Anlagen in den Schwellenländern litten zuletzt unter einer geringen Popularität, insbesondere im ersten Quartal des vergangenen Jahres, als sich die Pandemie weltweit ausbreitete. Die Anlageklasse der globalen Schwellenländer verzeichnete 35 Wochen in Folge Mittelabflüsse. Aus unserer Sicht dürften sich die Schwellenmärkte jedoch früher erholen als die Märkte der Industrieländer, da viele Schwellenländer keine langen Lockdowns verhängt haben und daher bereits eine v-förmige Erholung ihrer Industrieproduktion verzeichnen. In den meisten Schwellenländern sind die Regierungen gar nicht in der Lage, die Wirtschaftstätigkeit einzuschränken, da die Schattenwirtschaft eine wichtige Rolle spielt und die Menschen kaum über Ersparnisse verfügen. Auch aufgrund der geringeren Haushaltssalden fällt es den Regierungen schwer, ganze Volkswirtschaften stillzulegen, denn anders als in den westlichen Ländern lassen sich Unterstützungszahlungen an die Verbraucher nicht aus dem Staatshaushalt finanzieren. Die Verschlechterung der Haushaltslage erwies sich daher als zyklisches Phänomen. Angesichts des wachsenden Bruttoinlandsprodukts und der solideren Staatshaushalte sind wir zuversichtlich, dass die Erholung bereits begonnen hat.

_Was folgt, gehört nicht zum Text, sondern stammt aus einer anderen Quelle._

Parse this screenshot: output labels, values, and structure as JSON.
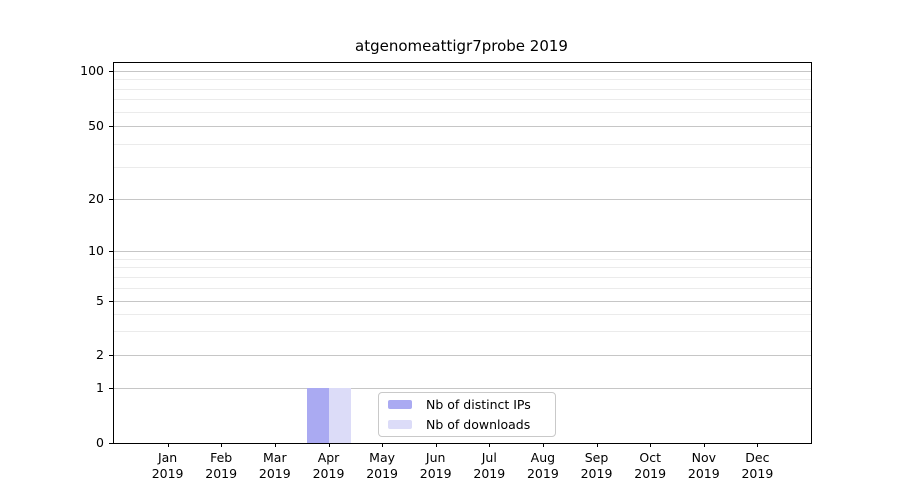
{
  "figure": {
    "background": "#ffffff"
  },
  "chart_data": {
    "type": "bar",
    "title": "atgenomeattigr7probe 2019",
    "categories": [
      "Jan 2019",
      "Feb 2019",
      "Mar 2019",
      "Apr 2019",
      "May 2019",
      "Jun 2019",
      "Jul 2019",
      "Aug 2019",
      "Sep 2019",
      "Oct 2019",
      "Nov 2019",
      "Dec 2019"
    ],
    "x_tick_labels": [
      [
        "Jan",
        "2019"
      ],
      [
        "Feb",
        "2019"
      ],
      [
        "Mar",
        "2019"
      ],
      [
        "Apr",
        "2019"
      ],
      [
        "May",
        "2019"
      ],
      [
        "Jun",
        "2019"
      ],
      [
        "Jul",
        "2019"
      ],
      [
        "Aug",
        "2019"
      ],
      [
        "Sep",
        "2019"
      ],
      [
        "Oct",
        "2019"
      ],
      [
        "Nov",
        "2019"
      ],
      [
        "Dec",
        "2019"
      ]
    ],
    "series": [
      {
        "name": "Nb of distinct IPs",
        "color": "#aaaaf2",
        "values": [
          0,
          0,
          0,
          1,
          0,
          0,
          0,
          0,
          0,
          0,
          0,
          0
        ]
      },
      {
        "name": "Nb of downloads",
        "color": "#dcdcf8",
        "values": [
          0,
          0,
          0,
          1,
          0,
          0,
          0,
          0,
          0,
          0,
          0,
          0
        ]
      }
    ],
    "xlabel": "",
    "ylabel": "",
    "y_axis": {
      "ticks": [
        100,
        50,
        20,
        10,
        5,
        2,
        1,
        0
      ],
      "minor_gridlines": [
        3,
        4,
        6,
        7,
        8,
        9,
        30,
        40,
        60,
        70,
        80,
        90
      ],
      "scale": "log-like",
      "range": [
        0,
        110
      ]
    },
    "grid": "horizontal",
    "legend_position": "lower center",
    "colors": {
      "major_gridline": "#c6c6c6",
      "minor_gridline": "#ebebeb",
      "axis_spine": "#000000",
      "legend_border": "#c9c9c9",
      "text": "#000000"
    }
  }
}
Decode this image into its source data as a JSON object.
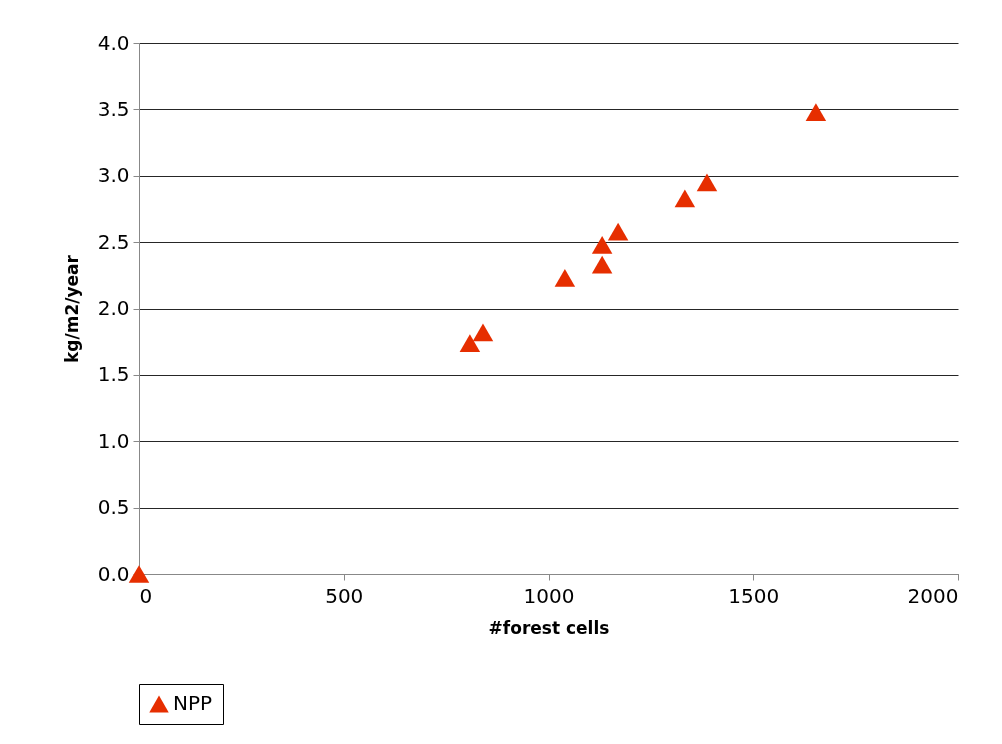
{
  "chart_data": {
    "type": "scatter",
    "xlabel": "#forest cells",
    "ylabel": "kg/m2/year",
    "x": [
      0,
      808,
      840,
      1040,
      1131,
      1131,
      1170,
      1333,
      1387,
      1653
    ],
    "series": [
      {
        "name": "NPP",
        "color": "#e62e00",
        "values": [
          0,
          1.74,
          1.82,
          2.23,
          2.48,
          2.33,
          2.58,
          2.83,
          2.95,
          3.48
        ]
      }
    ],
    "xlim": [
      0,
      2000
    ],
    "xticks": [
      0,
      500,
      1000,
      1500,
      2000
    ],
    "ylim": [
      0,
      4
    ],
    "yticks": [
      {
        "value": 0,
        "label": "0.0"
      },
      {
        "value": 0.5,
        "label": "0.5"
      },
      {
        "value": 1,
        "label": "1.0"
      },
      {
        "value": 1.5,
        "label": "1.5"
      },
      {
        "value": 2,
        "label": "2.0"
      },
      {
        "value": 2.5,
        "label": "2.5"
      },
      {
        "value": 3,
        "label": "3.0"
      },
      {
        "value": 3.5,
        "label": "3.5"
      },
      {
        "value": 4,
        "label": "4.0"
      }
    ],
    "grid": "y",
    "legend": "bottom",
    "marker": "triangle"
  }
}
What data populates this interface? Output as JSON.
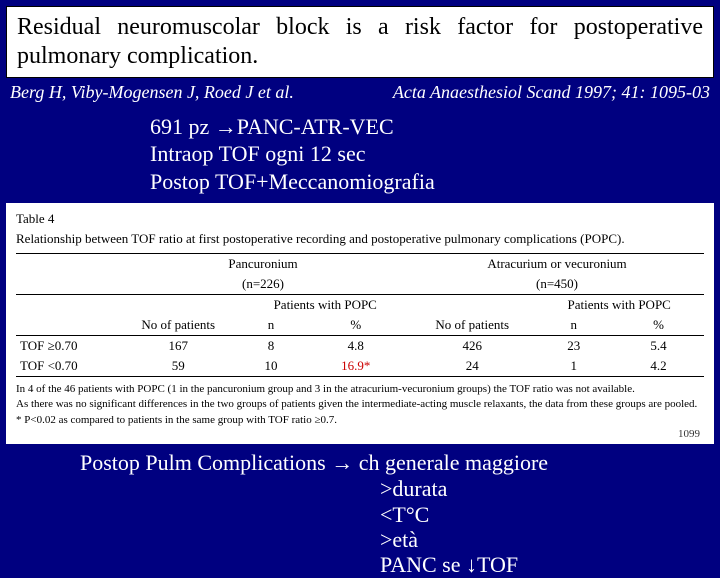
{
  "title": "Residual neuromuscolar block is a risk factor for postoperative pulmonary complication.",
  "citation": {
    "authors": "Berg H, Viby-Mogensen J, Roed J et al.",
    "journal": "Acta Anaesthesiol Scand 1997; 41: 1095-03"
  },
  "bullets": {
    "b1": "691 pz →PANC-ATR-VEC",
    "b2": "Intraop TOF ogni 12 sec",
    "b3": "Postop TOF+Meccanomiografia"
  },
  "table": {
    "label": "Table 4",
    "caption": "Relationship between TOF ratio at first postoperative recording and postoperative pulmonary complications (POPC).",
    "groups": {
      "g1_label": "Pancuronium",
      "g1_n": "(n=226)",
      "g2_label": "Atracurium or vecuronium",
      "g2_n": "(n=450)"
    },
    "subheaders": {
      "sh_left": "Patients with POPC",
      "sh_right": "Patients with POPC",
      "c1": "No of patients",
      "c2": "n",
      "c3": "%",
      "c4": "No of patients",
      "c5": "n",
      "c6": "%"
    },
    "rows": [
      {
        "label": "TOF ≥0.70",
        "a": "167",
        "b": "8",
        "c": "4.8",
        "d": "426",
        "e": "23",
        "f": "5.4"
      },
      {
        "label": "TOF <0.70",
        "a": "59",
        "b": "10",
        "c": "16.9*",
        "d": "24",
        "e": "1",
        "f": "4.2"
      }
    ],
    "footnotes": {
      "f1": "In 4 of the 46 patients with POPC (1 in the pancuronium group and 3 in the atracurium-vecuronium groups) the TOF ratio was not available.",
      "f2": "As there was no significant differences in the two groups of patients given the intermediate-acting muscle relaxants, the data from these groups are pooled.",
      "f3": "* P<0.02 as compared to patients in the same group with TOF ratio ≥0.7."
    },
    "page": "1099"
  },
  "summary": {
    "main": "Postop Pulm Complications → ch generale maggiore",
    "s1": ">durata",
    "s2": "<T°C",
    "s3": ">età",
    "s4": "PANC se ↓TOF"
  },
  "colors": {
    "background": "#000080",
    "panel": "#ffffff",
    "highlight": "#cc0000"
  }
}
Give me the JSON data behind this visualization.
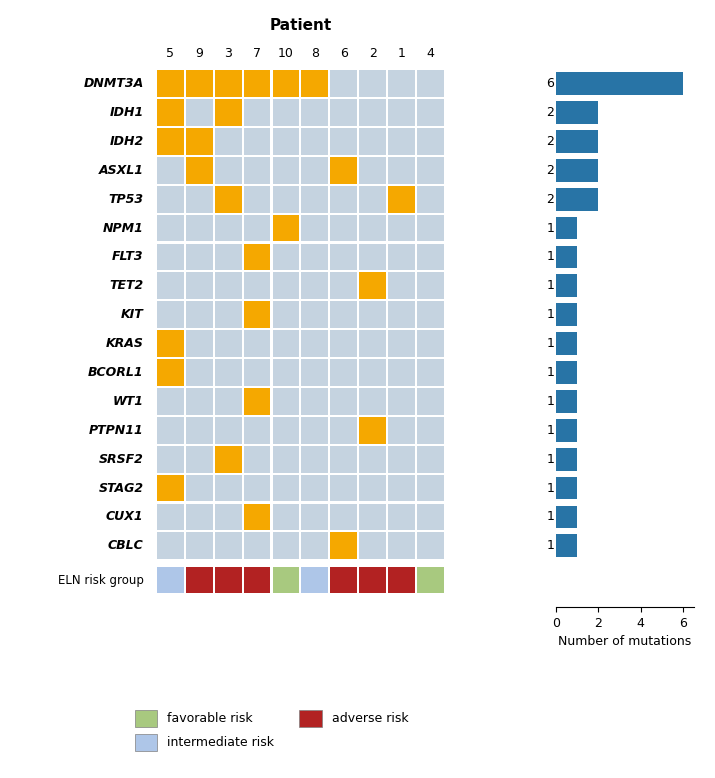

Darauf achten wir in nächster Zeit
Wir beurteilen die Aktienmärkte der Schwellenländer weiter optimistisch und warten auf eine Bestätigung, dass der Performanceunterschied zwischen Substanz- und Wachstumsaktien seinen Höhepunkt erreicht hat. Wir rechnen in den Schwellenländern mit einer zyklischen Erholung, die von maßvollen Konjunkturprogrammen, hohen Ersparnissen der privaten Haushalte, der aufgestauten Konsumnachfrage und wieder steigenden Investitionsausgaben der Unternehmen getragen wird. Die Bilanzen vieler zyklischer Branchen (z. B. Banken, Energie und Grundstoffe) scheinen fundamental solide zu sein und lassen nur geringe Rekapitalisierungsrisiken erkennen.